NYPD Union Passes Unanimous Vote Of 'No Confidence' Against Police Commissioner
New York, NY – The New York Police Department’s (NYPD) largest union voted unanimously on Wednesday to approve resolutions of “no confidence” Against New York City Mayor Bill de Blasio and NYPD Commissioner James O’Neill against a backdrop of the police department’s flag hung upside down to signal distress.
“Today’s votes are an unequivocal indictment of our failed leaders in City Hall and 1 Police Plaza,” Police Benevolent Association (PBA) President Patrick Lynch said in a press release after the vote.
“For years, Mayor de Blasio has demonized police officers and undermined our efforts to protect our city. For years, Commissioner O’Neill has cravenly acquiesced to the Mayor and his anti-cop allies,” Lynch continued.
“The unjust termination of P.O. Daniel Pantaleo was merely the final straw: both men have displayed an appalling pattern of malfeasance and nonfeasance that disqualifies them from continuing to serve in their current offices. Neither can hope to regain the trust or confidence of New York City police officers. They must resign or be fired," he declared.
The move was only the latest blowback from Commissioner O’Neill’s decision to take the administrative trial judge’s recommendation to fire NYPD Officer Daniel Pantaleo in connection with the death of Eric Garner despite the fact a New York grand jury and a federal investigation exonerated him.
At the PBA press conference after the commissioner’s announcement, Lynch said that “justice had not been served” by Officer Pantaleo’s termination but that it had confirmed that the police commissioner and the mayor were all about politics and not about justice.
“The job is dead because the leadership of this city and the police department is absolute afraid of the criminal advocates,” Lynch said. “And based this decision not on the facts, but based this decision on the politics. What makes it equally sad is that due process is now gone for New York City police officers.”

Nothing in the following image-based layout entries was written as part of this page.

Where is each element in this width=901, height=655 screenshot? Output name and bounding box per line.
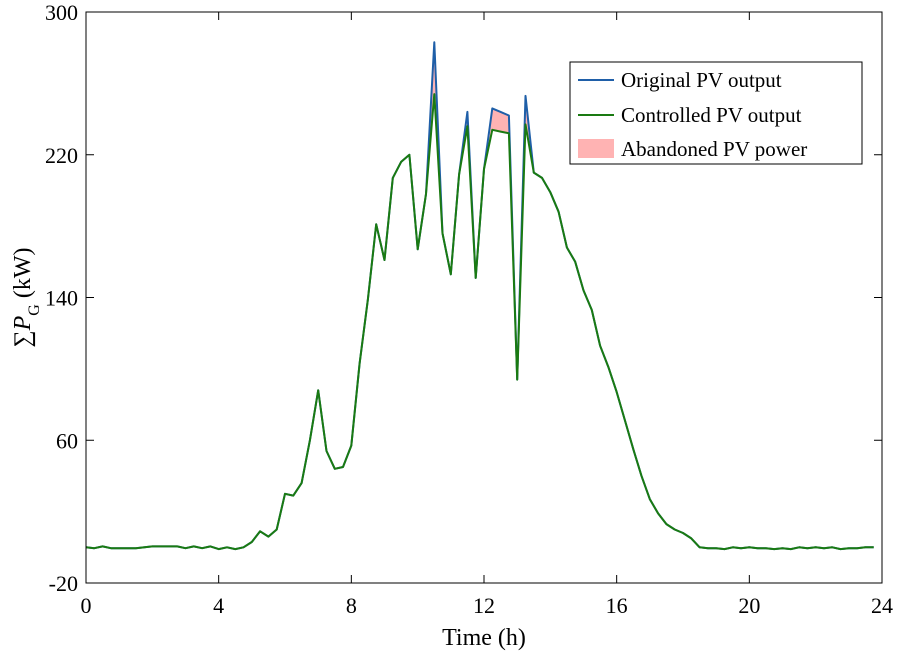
y-tick-label: 60 bbox=[56, 428, 78, 453]
legend-box bbox=[569, 61, 863, 165]
y-tick-label: 140 bbox=[45, 286, 78, 311]
legend-label-abandoned: Abandoned PV power bbox=[621, 137, 807, 161]
x-tick-label: 20 bbox=[738, 593, 760, 618]
y-tick-label: 300 bbox=[45, 0, 78, 25]
legend: Original PV output Controlled PV output … bbox=[569, 61, 863, 165]
y-tick-label: -20 bbox=[49, 571, 78, 596]
x-tick-label: 8 bbox=[346, 593, 357, 618]
x-axis-title: Time (h) bbox=[442, 625, 526, 651]
x-tick-label: 12 bbox=[473, 593, 495, 618]
x-tick-label: 24 bbox=[871, 593, 893, 618]
x-tick-label: 4 bbox=[213, 593, 224, 618]
series-lines-layer bbox=[85, 41, 874, 551]
axis-ticks-layer: 0 4 8 12 16 20 24 -20 60 140 220 300 bbox=[45, 0, 893, 618]
legend-label-original: Original PV output bbox=[621, 68, 782, 92]
controlled-pv-output-line bbox=[85, 93, 874, 551]
x-tick-label: 16 bbox=[606, 593, 628, 618]
y-tick-label: 220 bbox=[45, 143, 78, 168]
x-tick-label: 0 bbox=[81, 593, 92, 618]
y-axis-title: ∑PG (kW) bbox=[10, 248, 43, 348]
y-axis-variable: P bbox=[10, 315, 36, 331]
y-axis-unit: (kW) bbox=[10, 248, 36, 305]
y-axis-subscript: G bbox=[26, 304, 43, 316]
y-axis-sigma: ∑ bbox=[10, 330, 36, 347]
legend-label-controlled: Controlled PV output bbox=[621, 103, 802, 127]
legend-swatch-abandoned-patch bbox=[578, 139, 614, 158]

He accused the commissioner of running to “the corner that has the loudest crowd,” and said he had made self-preservation first over fact.
Lynch warned then that the PBA would be organizing the vote of “no confidence” and asking New York Governor Andrew Cuomo to intervene.
“This mayor needs to be removed. The police commissioner needs to know he has lost the police department,” he said. “There is no confidence in their leadership at City Hall and One Police Plaza.”
Almost 400 PBA delegates who represent 25,000 NYPD officers gathered on Aug. 28 to conduct separate votes for resolutions of “no confidence” for de Blasio and Commissioner O’Neill, according to the press release.
The resolution that named the mayor said he has “consistently engaged in rhetoric that demonizes law enforcement” and has attacked the integrity of NYPD officers.
It accused de Blasio of having done nothing to fight the suicide crisis that has led nine NYPD officers to take their own lives so far in 2019, and accused him of interfering in the police department’s disciplinary process.
The “no confidence” resolution also alleged that the mayor had abandoned the city to seek higher political office and said the city leader has let down more than his police department.
It also alleged that de Blasio had “engaged in a sustained effort to deceive the public regarding crime and enforcement in New York City, by distorting or misrepresenting official statistics in order to obscure troubling public safety trends” and called on the governor to suspend, and ultimately remove, the mayor from office.
The resolution against the mayor passed unanimously.
The “no confidence” resolution against the police commissioner basically called the 34-year-veteran of the police force a turncoat.
It said Commissioner O’Neill had “betrayed the trust of every member of the NYPD, by failing to adequately defend the NYPD and its members from the endless onslaught of demonization and anti-police rhetoric” and said he had unsuccessfully tried to “appease anti-police advocates by acquiescing to politically motivated changes to NYPD policy and the law.”
The resolution also accused the commissioner of having been complicit in the mayor’s efforts to deceive the public about the true state of crime in the city and called for his resignation.
Again, delegates voted unanimously to pass the vote of “no confidence.”
“The unity of this organization at this difficult time is beyond compare for any union because the moment we do this, we put ourselves in jeopardy,” the union president told the delegates after the vote. “And you’re willing to do it. You’re willing to put yourself in jeopardies [sic] as the stewards of the members of this organization because you don’t want the members… in jeopardy every single day… You should be proud of yourself. You should be proud of yourself to say you’re a New York City police officer. Never forget that, despite this.”